Gender gerelateerd geweld speelt een rol in het leven van te veel vrouwen in Nederland. De statistieken liegen er niet om; zo is een op de vijf vrouwen ooit fysiek mishandeld door haar partner of ex-partner. Bijna driekwart van de Nederlandse vrouwen krijgt in haar leven te maken met seksuele intimidatie.
Seksueel geweld, waaronder verkrachting, treft 18% van de Nederlandse vrouwen. Gender gerelateerd geweld bestaat bovendien uit meer dan alleen fysiek en seksueel geweld. De definitie omvat alle soorten geweld tegen vrouwen omdat zij vrouwen zijn. Hieronder valt dus ook stalking of het online lastigvallen van vrouwelijke politici en activisten. Geweld tegen vrouwen komt voort uit genderongelijkheid en houdt tegelijkertijd deze genderongelijkheid in stand. Mede hierom is het van belang dat geweld tegen vrouwen gestopt wordt.

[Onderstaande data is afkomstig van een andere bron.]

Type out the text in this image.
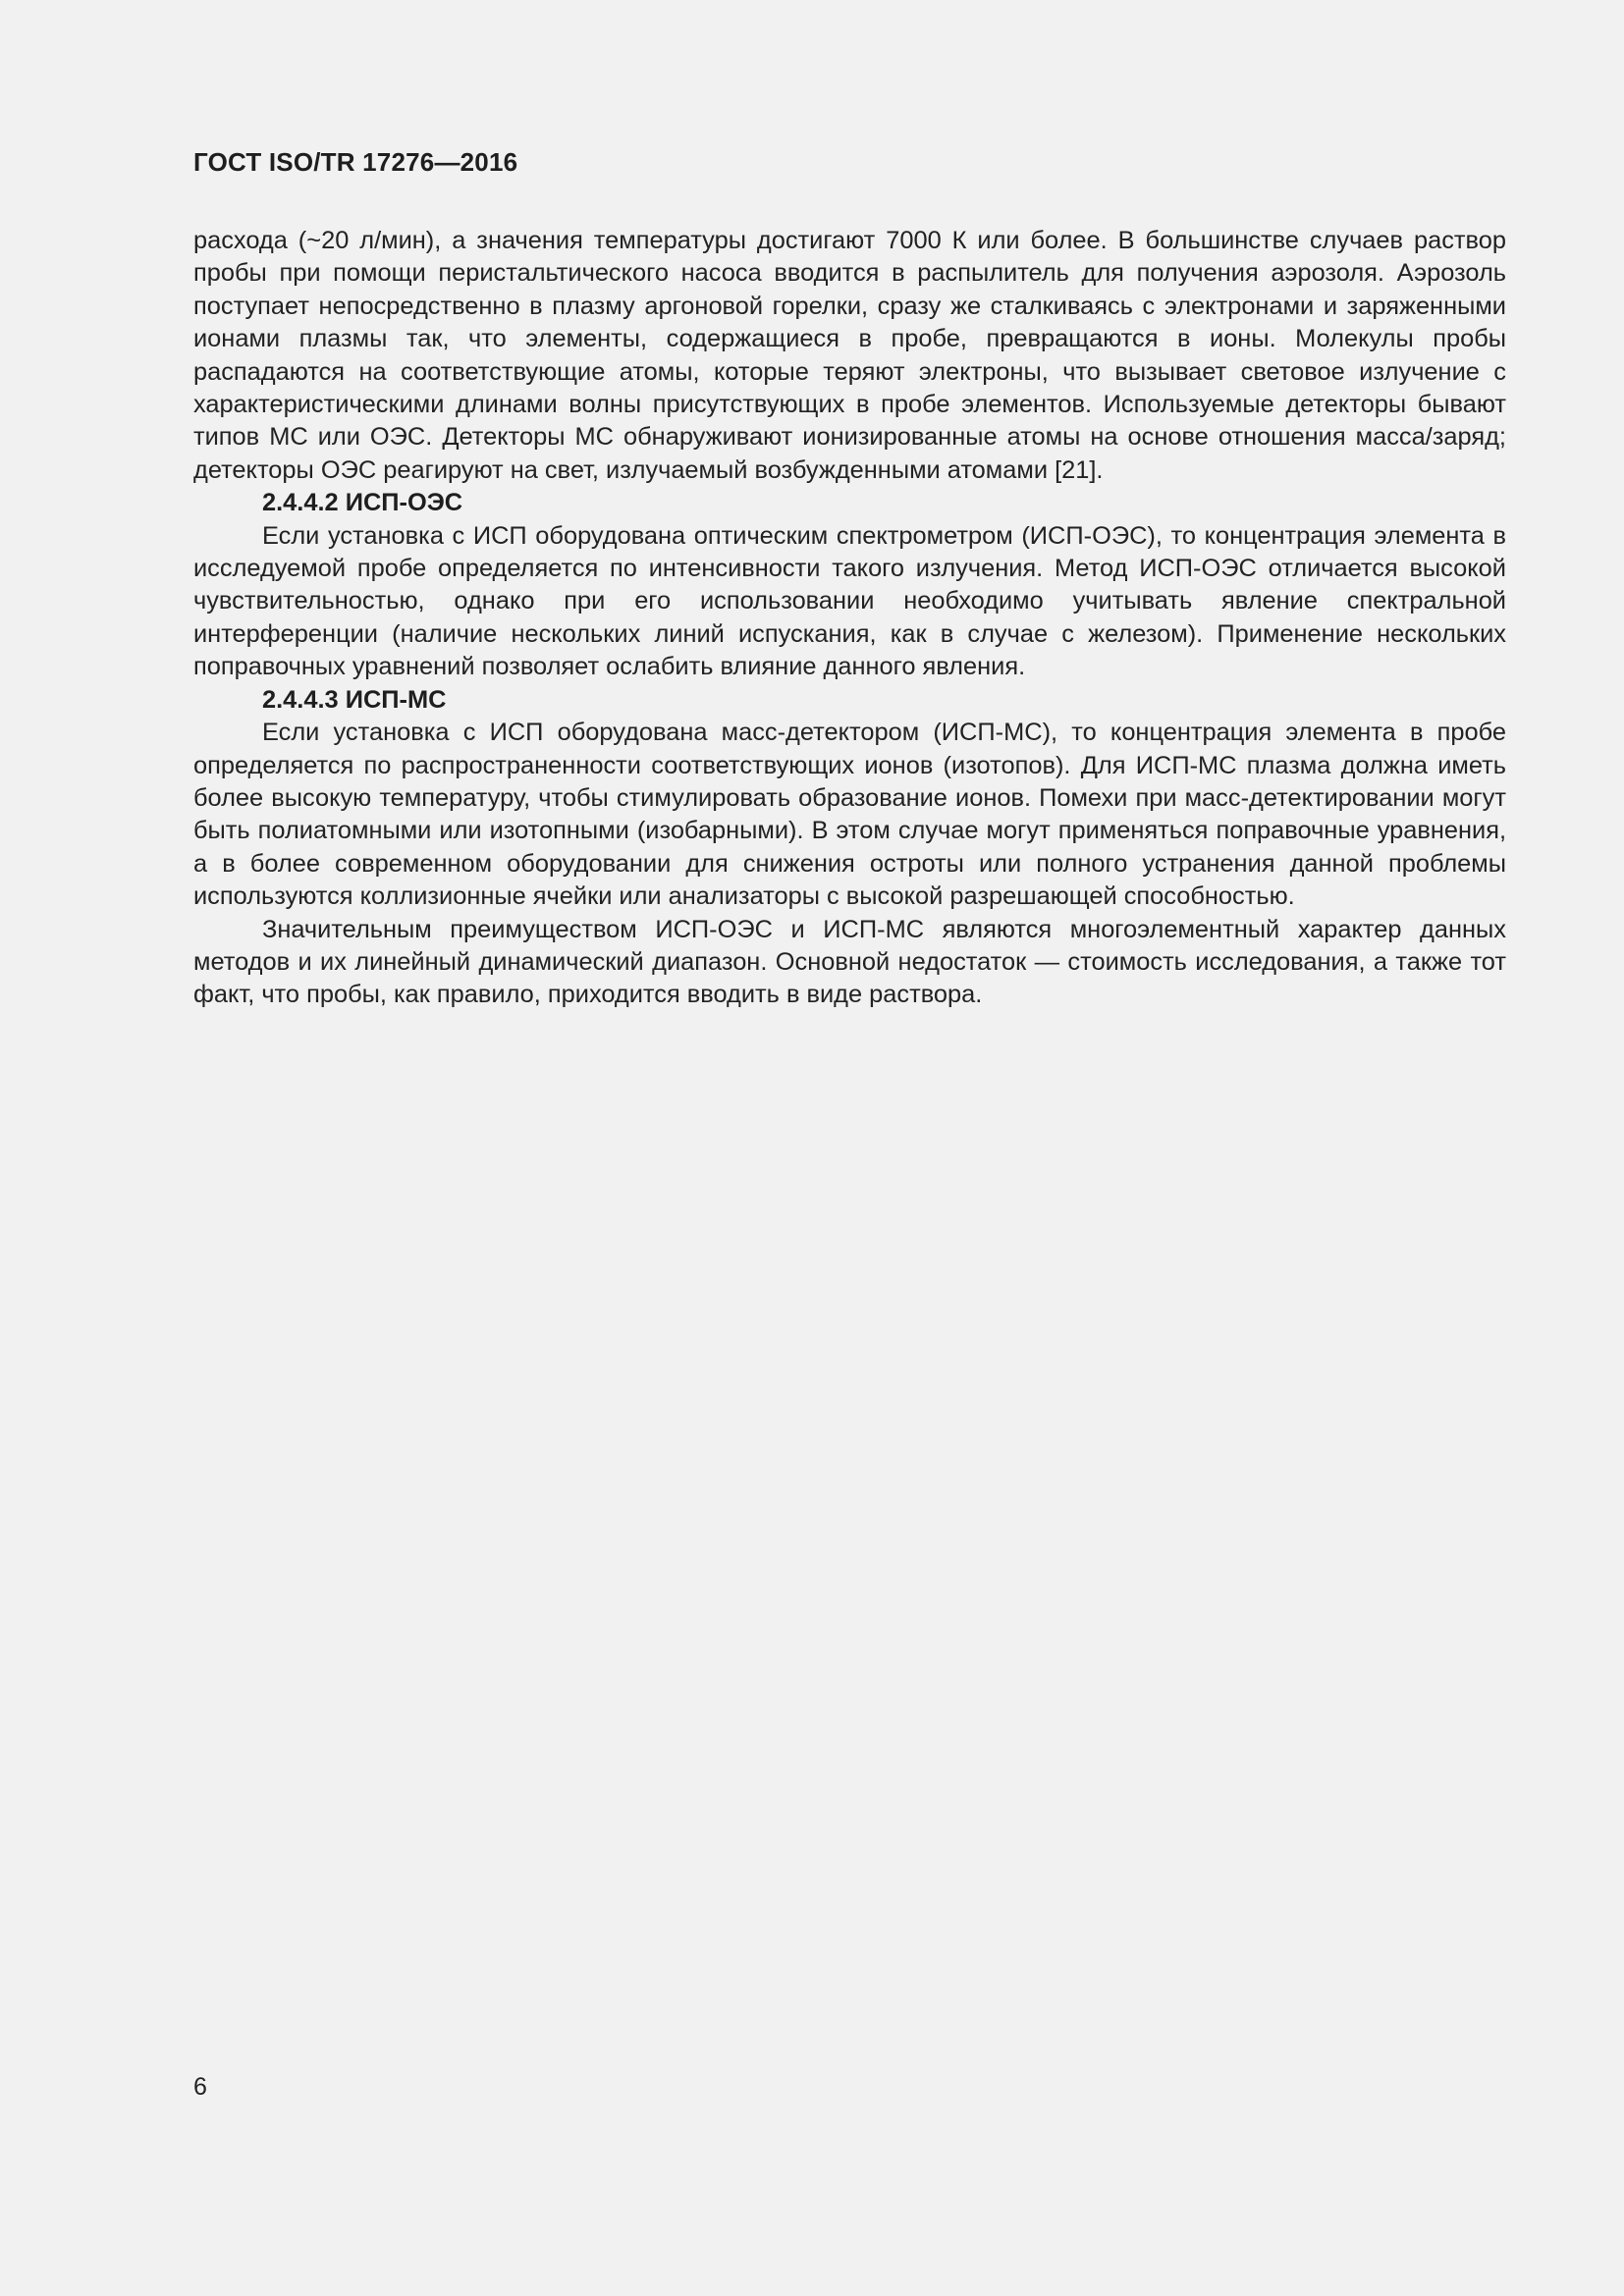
ГОСТ ISO/TR 17276—2016

расхода (~20 л/мин), а значения температуры достигают 7000 К или более. В большинстве случаев раствор пробы при помощи перистальтического насоса вводится в распылитель для получения аэрозоля. Аэрозоль поступает непосредственно в плазму аргоновой горелки, сразу же сталкиваясь с электронами и заряженными ионами плазмы так, что элементы, содержащиеся в пробе, превращаются в ионы. Молекулы пробы распадаются на соответствующие атомы, которые теряют электроны, что вызывает световое излучение с характеристическими длинами волны присутствующих в пробе элементов. Используемые детекторы бывают типов МС или ОЭС. Детекторы МС обнаруживают ионизированные атомы на основе отношения масса/заряд; детекторы ОЭС реагируют на свет, излучаемый возбужденными атомами [21].

2.4.4.2 ИСП-ОЭС

Если установка с ИСП оборудована оптическим спектрометром (ИСП-ОЭС), то концентрация элемента в исследуемой пробе определяется по интенсивности такого излучения. Метод ИСП-ОЭС отличается высокой чувствительностью, однако при его использовании необходимо учитывать явление спектральной интерференции (наличие нескольких линий испускания, как в случае с железом). Применение нескольких поправочных уравнений позволяет ослабить влияние данного явления.

2.4.4.3 ИСП-МС

Если установка с ИСП оборудована масс-детектором (ИСП-МС), то концентрация элемента в пробе определяется по распространенности соответствующих ионов (изотопов). Для ИСП-МС плазма должна иметь более высокую температуру, чтобы стимулировать образование ионов. Помехи при масс-детектировании могут быть полиатомными или изотопными (изобарными). В этом случае могут применяться поправочные уравнения, а в более современном оборудовании для снижения остроты или полного устранения данной проблемы используются коллизионные ячейки или анализаторы с высокой разрешающей способностью.

Значительным преимуществом ИСП-ОЭС и ИСП-МС являются многоэлементный характер данных методов и их линейный динамический диапазон. Основной недостаток — стоимость исследования, а также тот факт, что пробы, как правило, приходится вводить в виде раствора.

6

In 2011 werd door de Raad van Europa de ‘Convention on preventing and combating violence against women and domestic violence’ aangenomen. Deze conventie, ook wel bekend als het Verdrag van Istanbul of de Istanbul-conventie, werd ook door Nederland geratificeerd. De Nederlandse overheid verplichtte zich hiermee onder andere tot de preventie van geweld tegen vrouwen, alsmede het beschermen van de slachtoffers hiervan.
De Nederlandse Vrouwen Raad is van mening dat een onafhankelijke, nationale coördinatie op het gebied van geweld tegen vrouwen noodzakelijk is. Hierbij moet vooral meer aandacht komen voor de preventie van gender gerelateerd geweld. Dit is een langetermijnoplossing, die ervoor zorgt dat kosten voor melding, opvang en hulpverlening bespaard worden. Preventie houdt ook in het bevorderen van de economische zelfstandigheid van vrouwen, om bijvoorbeeld te voorkomen dat vrouwen in financiële afhankelijkheidsrelaties kunnen belanden. De Nederlandse Vrouwen Raad pleit voor meer samenwerking en structuur in de aanpak van geweld tegen vrouwen en voor een genderspecifiek beleid op zowel landelijk, regionaal als lokaal niveau.